Mail delivery: The Primary Care Nursing Research Unit. Department of Primary Care & Population Sciences. Royal Free & University College Medical School. Holborn Union Building, Archway Campus, Highgate Hill, London N19 5LW (UK)

Rev Paraninfo digital, 2007: 2

How to cite this document

Drennan V, Davis S, Goodman C, Scott C, Manthorpe J, Iliffe S. Nurses and case management in primary care setting: the range of models in England. Rev Paraninfo Digital, 2007; 2. In: <http://www.index-f.com/para/n2/009.php> Consulted 17 de Agosto del 2022

 

ABSTRACT

Introduction: Case management roles by nurses (amongst others) has been promoted in the UK as a mechanism for improving service delivery for people with complex long term conditions and, in England, for reducing emergency admissions of frail older people1. The evaluation of one pilot, Evercare, reported that it did not deliver the benefits hoped for2. Although there is increasing knowledge internationally on the impact of case management, it is still not clear which elements, delivered by whom, in which settings in the UK are effective. In order to begin to address these questions, there is a requirement to describe the different forms that nurse case management takes within the primary care setting. This survey was undertaken to establish the range of nurse case management models in England as part of a study funded by the NHS Service Delivery and Organisation research programme.
Methods: A survey of a purposive sample (n=40) of lead nurses in primary care organisations in all 9 strategic health authorities. The survey was conducted by telephone interview. The data was summarised and confirmed with the informant before descriptive and thematic analysis.
Results: All informants identified nurses in case management roles in primary care and community settings. A range of models were identified that incorporated a variety of relationships with general practitioners, acute sector consultants, intermediate care teams and social workers. The models also varied in the types of clinical activity, co-ordinating activities, referral rights and access to budgets for care. The most commonly reported patient conditions that were being case managed were chronic obstructive pulmonary disease, coronary heart disease and heart failure. The caseloads were reported to range for 14 to 85. The number of nurses reported in these roles in the local ranged from 2 - 15. Finance was reported to be the key determinant of numbers in post. Most service monitoring was focused on the effect on emergency admissions of people aged over 75 years.
Conclusions: The survey demonstrates that despite policies that imply a single model of nurse case management, local contexts and stakeholders influence the implementation.

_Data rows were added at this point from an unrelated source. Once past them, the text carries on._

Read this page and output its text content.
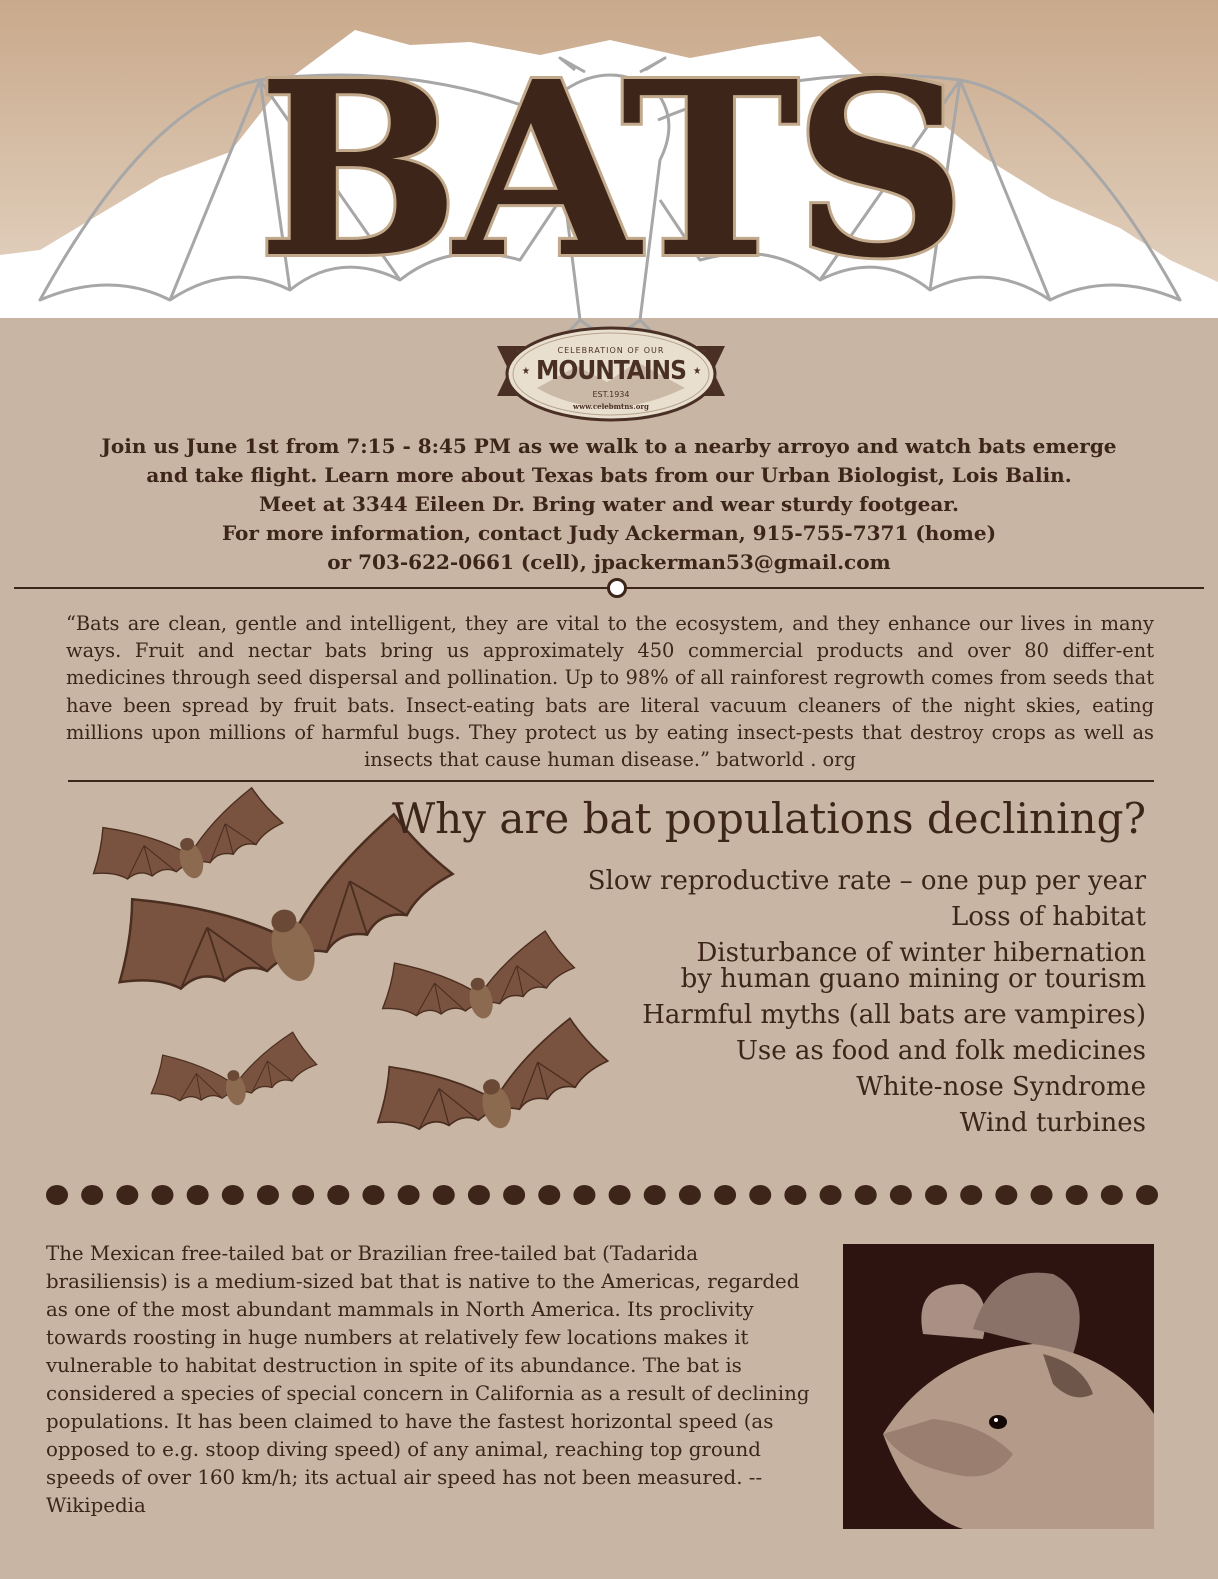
BATS
CELEBRATION OF OUR
★ MOUNTAINS ★
EST.1934
www.celebmtns.org
Join us June 1st from 7:15 - 8:45 PM as we walk to a nearby arroyo and watch bats emerge
and take flight. Learn more about Texas bats from our Urban Biologist, Lois Balin.
Meet at 3344 Eileen Dr. Bring water and wear sturdy footgear.
For more information, contact Judy Ackerman, 915-755-7371 (home)
or 703-622-0661 (cell), jpackerman53@gmail.com
“Bats are clean, gentle and intelligent, they are vital to the ecosystem, and they enhance our lives in many ways. Fruit and nectar bats bring us approximately 450 commercial products and over 80 differ-ent medicines through seed dispersal and pollination. Up to 98% of all rainforest regrowth comes from seeds that have been spread by fruit bats. Insect-eating bats are literal vacuum cleaners of the night skies, eating millions upon millions of harmful bugs. They protect us by eating insect-pests that destroy crops as well as insects that cause human disease.” batworld . org
Why are bat populations declining?
Slow reproductive rate – one pup per year
Loss of habitat
Disturbance of winter hibernation
by human guano mining or tourism
Harmful myths (all bats are vampires)
Use as food and folk medicines
White-nose Syndrome
Wind turbines
The Mexican free-tailed bat or Brazilian free-tailed bat (Tadarida brasiliensis) is a medium-sized bat that is native to the Americas, regarded as one of the most abundant mammals in North America. Its proclivity towards roosting in huge numbers at relatively few locations makes it vulnerable to habitat destruction in spite of its abundance. The bat is considered a species of special concern in California as a result of declining populations. It has been claimed to have the fastest horizontal speed (as opposed to e.g. stoop diving speed) of any animal, reaching top ground speeds of over 160 km/h; its actual air speed has not been measured. -- Wikipedia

As a consequence there are a range of models of nurse case managers in primary care and community settings. The next phase of this study will examine the contribution these make to the overall treatment and care of patients.

References:
1. DH(England) 2005 Supporting people with long term conditions ; a NHS and social care model . Leeds : Department of Health.
2. Gravelle H, Dusheiko M, Sheaff R, Sargent P, Boaden R, Pickard S, Parker S, Roland M. Impact of case management (Evercare) on frail elderly patients: controlled before and after analysis of quantitative outcome data. BMJ. 2007 Jan 6;334(7583):31. Epub 2006 Nov 15.